Cela dit, Joseph est silencieux, mais il n’est pas inactif, au contraire ! Et je voudrais souligner trois choses qui transparaissent dans son silence. C’est d’abord sa foi qui apparaît clairement à travers les textes, son écoute de la Parole de Dieu et sa disponibilité et son engagement.
D’abord, Joseph est silencieux, mais il croit. « Espérant contre toute espérance, il a cru (…) et voilà pourquoi il lui fut accordé d’être juste. » Cette parole de saint Paul aux Romains (1re lecture) concerne Abraham, mais le texte a été choisi pour cette fête, car cette parole peut tout à fait concerner Joseph. Il exprime sa foi en prenant notamment les songes au sérieux en considérant que c’est vraiment Dieu qui s’adresse à lui.

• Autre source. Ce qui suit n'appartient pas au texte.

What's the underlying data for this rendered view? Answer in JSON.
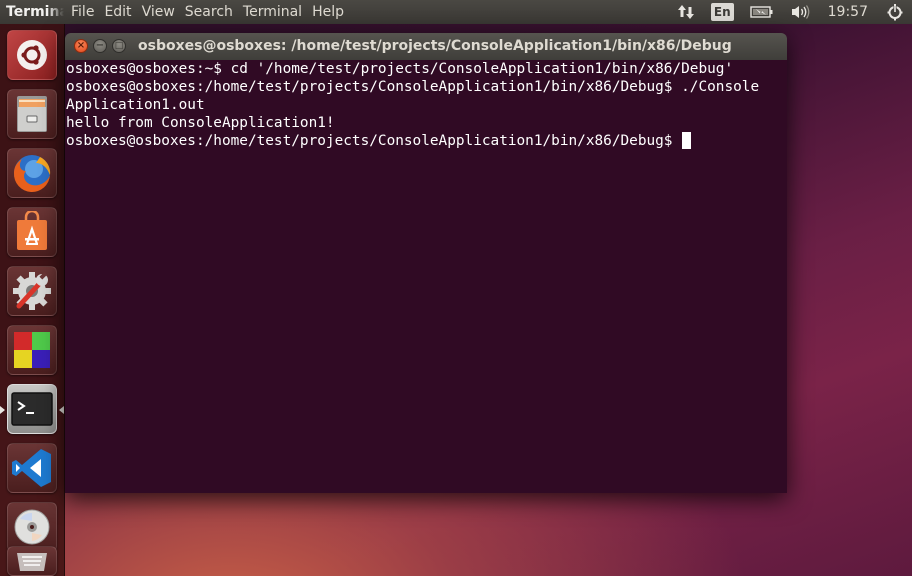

Nous aussi avons la foi, et c’est pourquoi nous sommes là ! Pourtant, il peut nous arriver de manquer d’espérance comme je l’entends souvent. Manquer d’espérance par rapport à la vie de ce monde et à son avenir, manquer d’espérance par rapport à l’avenir de la société, manquer d’espérance par rapport à la vie de l’Église. Et nous avons besoin de renouveler cette « espérance contre toute espérance » que Joseph a dû vivre. C’est d’ailleurs une expression assez étonnante de saint Paul qui fait comprendre que, par la foi qui nourrit notre espérance, nous pouvons surmonter nos espérances déçues et voir plus loin, en étant toujours dans la confiance totale dans le Seigneur qui nous sauve.
Deuxièmement, Joseph est silencieux, mais il écoute ce que le Seigneur peut lui dire et ce qu’il attend de lui.
Et nous, quel temps réel prenons-nous dans notre vie quotidienne pour écouter la Parole de Dieu, la méditer dans le silence de nos cœurs ?
Comme pour saint Joseph, c’est cette capacité à l’écoute qui nous permet de discerner ce que le Seigneur attend de nous en ce monde, dans notre vie personnelle, familiale et professionnelle.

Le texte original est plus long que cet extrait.